I wonder what the future will bring. Tamper-proof hardware in every laptop? In-memory encryption? Or perhaps we will decide that we just don’t care, since we already share most details about our personal lives through social networks anyway?

On that note, Canada’s government just decided to scrap a planned cybersurveillance bill that many found unacceptably intrusive. Good riddance, I say.

 Posted by at 8:58 am
Feb 092013
 

Kafka was a Jew. No, I am not trying to engage in anti-Semitic racial stereotypes. It’s just that this is the only way I can make sense of the Kafkaesque event that happened to an Israeli student in Tel Aviv the other day.

Namely that city workers appeared next to her legally parked vehicle, painted disabled parking signage under her car, and then had the car towed.
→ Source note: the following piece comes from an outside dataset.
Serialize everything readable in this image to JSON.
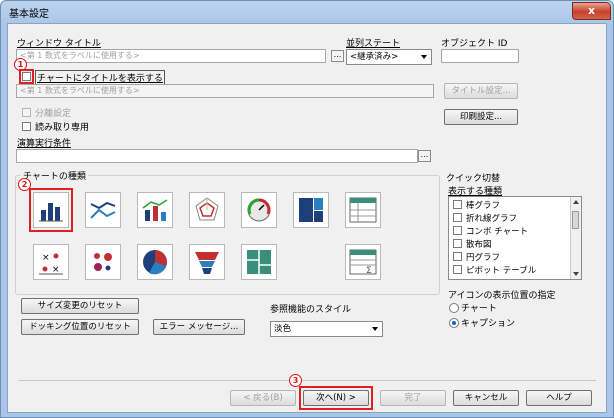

And when she complained, they called her a liar. Fortunately, the building across the street had security cameras that recorded everything. If only such cameras had been commonplace in Kafka’s time.

 Posted by at 7:44 pm
Feb 062013
 

I happen to be using the oldest surviving Linux distribution, Slackware, on my servers. I have been using Slackware for a very long time; in fact, the only other distribution I ever used was the first Linux distribution, SLS (Softlanding Linux System), which was ultimately succeeded by Slackware.

Now I realize that while Slackware is perfect if you actually know what you are doing, it is not the easiest distribution to use. It lacks many of the system management, package installation and dependency resolution tools that users of more recent distributions take for granted.

This is why I was very surprised when I read this morning in PCWorld that in a recent survey conducted by LinuxQuestions.org, Slackware was found to be the most popular desktop Linux distribution. I may have expected to see Slackware fare well on servers, but the desktop? Mind you, I am very pleased to see that Slackware is doing well, even though it appears to have been a somewhat informal survey.

As to servers, Slackware came in as a close second, narrowly beaten by Debian. Even a second place finish is impressive for this venerable distribution.

I just hope that Slackware is here to stay for a long time to come. I would loathe to switch distributions after all these years.